Before the town hall style meeting at a city public school on Division Street even started, the raucous crowd chanted "No jails!" and waved signs with slogans such as, "Convicts will live better than Chinatown residents."

The city wants to build four new jails in every borough except Staten Island to replace the notoriously violent and dysfunctional jail complex on Rikers Island. Closing Rikers is the centerpiece of a movement to reform the criminal justice system.

But new jails are a hard sell. Chinatown resident Mary Wu said her community needs senior housing, not a jail.

"They should reform the jail system. Not move it down to our community," Wu said. "If they want to be close to their relatives to visit, move it to their community."

The proposed jail in Manhattan would replace a government building that currently houses the city's marriage bureau and offices for the Manhattan District Attorney. Both would be relocated, and the new jail would include ground floor retail space and reach as high as 40 stories.

The city tried to make the plan more appealing by giving the community back one of two jails that already exist in the neighborhood, the Manhattan Detention Complex—more commonly referred to as the Tombs—for housing, a community center, and other purposes. (The other jail is the Metropolitan Correctional Center, a federal complex.)

Jeff Thamkittikasem, Senior Adviser to First Deputy Mayor Dean Fuleihan, tried to tell the angry crowd the jail would allow inmates to be closer to the courts and more integrated into the community.

“People who are in these facilities [will] have closer access to programming, reentry, mental health programs and education,” he said before being drowned out by protests.

Manhattan Borough President Gale Brewer and City Councilmember Margaret Chin were also present at the meeting.

The jail population must shrink to 5,000 inmates for the smaller jails to be sufficient. Just under 9,000 inmates are currently incarcerated in city jails. Residents at Wednesday's meeting expressed skepticism about those numbers and questioned what would happen if the jail population began to increase.

The community complained that they were left out of the planning process and said a study that examines the impact on the neighborhood includes too small of an area.

“It’s very limited and it's flawed.
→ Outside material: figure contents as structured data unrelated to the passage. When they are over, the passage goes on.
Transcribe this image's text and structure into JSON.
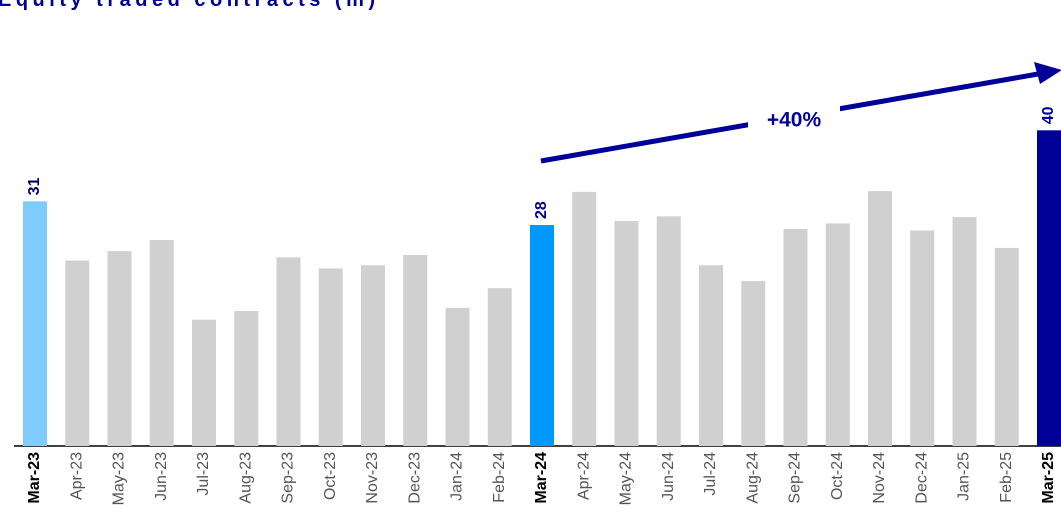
{
  "chart_data": {
    "type": "bar",
    "title": "Equity traded contracts (m)",
    "categories": [
      "Mar-23",
      "Apr-23",
      "May-23",
      "Jun-23",
      "Jul-23",
      "Aug-23",
      "Sep-23",
      "Oct-23",
      "Nov-23",
      "Dec-23",
      "Jan-24",
      "Feb-24",
      "Mar-24",
      "Apr-24",
      "May-24",
      "Jun-24",
      "Jul-24",
      "Aug-24",
      "Sep-24",
      "Oct-24",
      "Nov-24",
      "Dec-24",
      "Jan-25",
      "Feb-25",
      "Mar-25"
    ],
    "values": [
      31,
      23.5,
      24.7,
      26.1,
      16.0,
      17.1,
      23.9,
      22.5,
      22.9,
      24.2,
      17.5,
      20.0,
      28,
      32.2,
      28.5,
      29.1,
      22.9,
      20.9,
      27.5,
      28.2,
      32.3,
      27.3,
      29.0,
      25.1,
      40
    ],
    "value_labels": [
      "31",
      null,
      null,
      null,
      null,
      null,
      null,
      null,
      null,
      null,
      null,
      null,
      "28",
      null,
      null,
      null,
      null,
      null,
      null,
      null,
      null,
      null,
      null,
      null,
      "40"
    ],
    "colors": [
      "#7fcbf9",
      "#d0d0d0",
      "#d0d0d0",
      "#d0d0d0",
      "#d0d0d0",
      "#d0d0d0",
      "#d0d0d0",
      "#d0d0d0",
      "#d0d0d0",
      "#d0d0d0",
      "#d0d0d0",
      "#d0d0d0",
      "#0099fe",
      "#d0d0d0",
      "#d0d0d0",
      "#d0d0d0",
      "#d0d0d0",
      "#d0d0d0",
      "#d0d0d0",
      "#d0d0d0",
      "#d0d0d0",
      "#d0d0d0",
      "#d0d0d0",
      "#d0d0d0",
      "#000099"
    ],
    "ylim": [
      0,
      56
    ],
    "annotation": "+40%"
  }
}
It only asks to look at a quarter of a mile,” said Nancy Kong, who is on the board of Chatham Towers, a residential building near the planned jail. “It doesn't include the children, the schools, our seniors, our businesses or anything like that.”

The meeting is one of several that will take place across the city in the coming months. The process for closing Rikers and opening smaller jails is expected to take a decade to complete, and the City is hoping to certify their plans by the end of 2018, so that the Uniform Land Use Review Procedure can begin in mid-2019.